TLS SNI doesn’t match HTTP Host header.
The censor sees only the TLS SNI and DNS request.
Intermediary CDN routes according to the Host header.

Try it at home!

$ wget -q -O- https://ajax.aspnetcdn.com/
... Microsoft HTML ...
$ wget -q -O- https://ajax.aspnetcdn.com/ --header "Host: meek.azureedge.net"
I’m just a happy little web server.

$ wget -q -O- https://a0.awsstatic.com/
... Amazon HTML ...
$ wget -q -O- https://a0.awsstatic.com/ --header "Host d2zfqthxsdq309.cloudfront.net"
I’m just a happy little web server.

None of this needs to be kept secret from the censor.

Advantages:
easy to implement and deploy
quantifiably hard to block

Disadvantages:
expensive (<$1K/month)
slower because of HTTP overhead

Now integrated into Tor (as the “meek” pluggable transport), Lantern, Psiphon, Signal – widely used.

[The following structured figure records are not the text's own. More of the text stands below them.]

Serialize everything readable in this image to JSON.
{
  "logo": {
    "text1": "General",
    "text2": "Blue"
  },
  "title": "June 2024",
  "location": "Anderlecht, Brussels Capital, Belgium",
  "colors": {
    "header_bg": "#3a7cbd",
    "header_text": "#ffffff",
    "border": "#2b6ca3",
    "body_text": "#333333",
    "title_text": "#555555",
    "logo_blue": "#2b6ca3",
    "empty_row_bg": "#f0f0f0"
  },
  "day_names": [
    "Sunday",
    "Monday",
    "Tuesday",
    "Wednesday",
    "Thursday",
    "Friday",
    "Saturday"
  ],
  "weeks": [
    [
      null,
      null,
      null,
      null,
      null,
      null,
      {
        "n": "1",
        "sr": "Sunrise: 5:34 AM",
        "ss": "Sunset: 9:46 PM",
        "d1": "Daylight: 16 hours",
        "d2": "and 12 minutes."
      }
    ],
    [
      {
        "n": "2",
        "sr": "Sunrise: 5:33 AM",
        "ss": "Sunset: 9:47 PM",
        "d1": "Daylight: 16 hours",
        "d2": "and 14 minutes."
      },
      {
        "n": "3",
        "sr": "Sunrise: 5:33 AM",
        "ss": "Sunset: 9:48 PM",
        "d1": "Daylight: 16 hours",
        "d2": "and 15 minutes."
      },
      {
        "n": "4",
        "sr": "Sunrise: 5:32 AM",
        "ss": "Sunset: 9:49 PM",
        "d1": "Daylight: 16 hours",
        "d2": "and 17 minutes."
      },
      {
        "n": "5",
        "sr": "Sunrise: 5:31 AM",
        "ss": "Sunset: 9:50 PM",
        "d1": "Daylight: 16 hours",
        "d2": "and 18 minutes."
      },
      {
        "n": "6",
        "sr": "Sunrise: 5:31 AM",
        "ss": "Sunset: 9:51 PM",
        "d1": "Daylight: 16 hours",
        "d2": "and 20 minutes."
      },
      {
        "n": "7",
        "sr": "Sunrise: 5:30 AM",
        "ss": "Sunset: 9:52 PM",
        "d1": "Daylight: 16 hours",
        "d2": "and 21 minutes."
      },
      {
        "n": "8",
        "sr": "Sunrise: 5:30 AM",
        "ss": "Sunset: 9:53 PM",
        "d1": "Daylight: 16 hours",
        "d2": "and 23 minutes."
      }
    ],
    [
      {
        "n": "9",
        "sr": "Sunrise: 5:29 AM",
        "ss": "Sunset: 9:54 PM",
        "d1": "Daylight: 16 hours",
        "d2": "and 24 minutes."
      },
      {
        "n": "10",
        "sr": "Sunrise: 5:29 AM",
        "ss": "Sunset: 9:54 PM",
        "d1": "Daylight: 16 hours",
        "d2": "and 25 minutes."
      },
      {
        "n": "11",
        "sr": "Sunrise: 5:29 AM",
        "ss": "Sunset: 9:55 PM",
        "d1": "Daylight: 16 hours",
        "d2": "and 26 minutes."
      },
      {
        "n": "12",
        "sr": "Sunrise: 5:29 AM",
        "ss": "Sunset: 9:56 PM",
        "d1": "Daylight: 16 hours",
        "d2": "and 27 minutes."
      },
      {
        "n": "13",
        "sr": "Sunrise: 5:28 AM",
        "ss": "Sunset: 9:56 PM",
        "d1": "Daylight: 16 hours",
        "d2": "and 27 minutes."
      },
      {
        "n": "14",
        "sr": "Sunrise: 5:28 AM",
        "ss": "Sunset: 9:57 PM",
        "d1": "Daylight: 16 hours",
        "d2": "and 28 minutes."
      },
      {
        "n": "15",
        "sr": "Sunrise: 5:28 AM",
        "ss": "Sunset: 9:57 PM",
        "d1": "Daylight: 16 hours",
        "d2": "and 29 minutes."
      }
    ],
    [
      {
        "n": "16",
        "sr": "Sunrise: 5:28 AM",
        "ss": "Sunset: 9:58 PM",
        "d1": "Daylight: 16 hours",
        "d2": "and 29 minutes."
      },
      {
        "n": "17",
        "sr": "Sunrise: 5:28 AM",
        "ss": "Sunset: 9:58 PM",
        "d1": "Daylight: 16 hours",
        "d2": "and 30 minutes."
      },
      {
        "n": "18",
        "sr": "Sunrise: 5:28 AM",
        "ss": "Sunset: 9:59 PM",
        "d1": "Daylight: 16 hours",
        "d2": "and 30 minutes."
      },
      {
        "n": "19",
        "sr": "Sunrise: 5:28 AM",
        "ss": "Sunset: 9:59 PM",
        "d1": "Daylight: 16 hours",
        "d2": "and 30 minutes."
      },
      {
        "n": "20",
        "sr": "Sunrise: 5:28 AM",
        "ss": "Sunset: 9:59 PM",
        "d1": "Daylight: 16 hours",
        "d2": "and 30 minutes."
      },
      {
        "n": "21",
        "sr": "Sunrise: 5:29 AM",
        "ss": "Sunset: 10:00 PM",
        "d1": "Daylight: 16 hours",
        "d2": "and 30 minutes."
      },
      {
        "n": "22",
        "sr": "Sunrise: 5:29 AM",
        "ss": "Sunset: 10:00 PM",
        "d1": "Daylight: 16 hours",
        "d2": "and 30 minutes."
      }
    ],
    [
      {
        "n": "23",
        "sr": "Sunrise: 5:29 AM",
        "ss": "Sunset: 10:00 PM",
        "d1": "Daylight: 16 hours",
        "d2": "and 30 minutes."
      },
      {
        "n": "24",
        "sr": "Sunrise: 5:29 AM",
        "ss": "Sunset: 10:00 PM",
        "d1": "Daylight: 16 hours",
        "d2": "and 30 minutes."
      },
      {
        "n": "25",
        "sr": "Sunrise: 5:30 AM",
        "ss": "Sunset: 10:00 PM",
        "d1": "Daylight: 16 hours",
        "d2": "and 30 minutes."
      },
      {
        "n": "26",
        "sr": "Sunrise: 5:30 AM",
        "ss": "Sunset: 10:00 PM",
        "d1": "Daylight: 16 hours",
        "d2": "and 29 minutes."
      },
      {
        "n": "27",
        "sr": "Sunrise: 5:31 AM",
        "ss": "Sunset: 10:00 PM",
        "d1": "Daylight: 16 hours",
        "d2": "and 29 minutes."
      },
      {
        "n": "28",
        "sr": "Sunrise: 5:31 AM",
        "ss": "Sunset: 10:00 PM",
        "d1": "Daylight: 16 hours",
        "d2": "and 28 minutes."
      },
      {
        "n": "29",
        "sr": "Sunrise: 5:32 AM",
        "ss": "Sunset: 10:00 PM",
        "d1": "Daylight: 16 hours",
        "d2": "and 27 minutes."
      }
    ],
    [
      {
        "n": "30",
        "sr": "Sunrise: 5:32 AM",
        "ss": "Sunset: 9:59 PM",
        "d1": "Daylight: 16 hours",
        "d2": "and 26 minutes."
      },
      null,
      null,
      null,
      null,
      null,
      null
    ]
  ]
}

[diagram of Tor Network Settings] [diagram of Signal advanced settings]

SNOWFLAKE (in development)

[diagram of Snowflake]

Advantages:
avoids address blocking with lightweight ephemeral proxies
less expensive than full domain fronting

Disadvantages:
significant engineering challenges
WebRTC’s resistance to content-based blocking is unknown.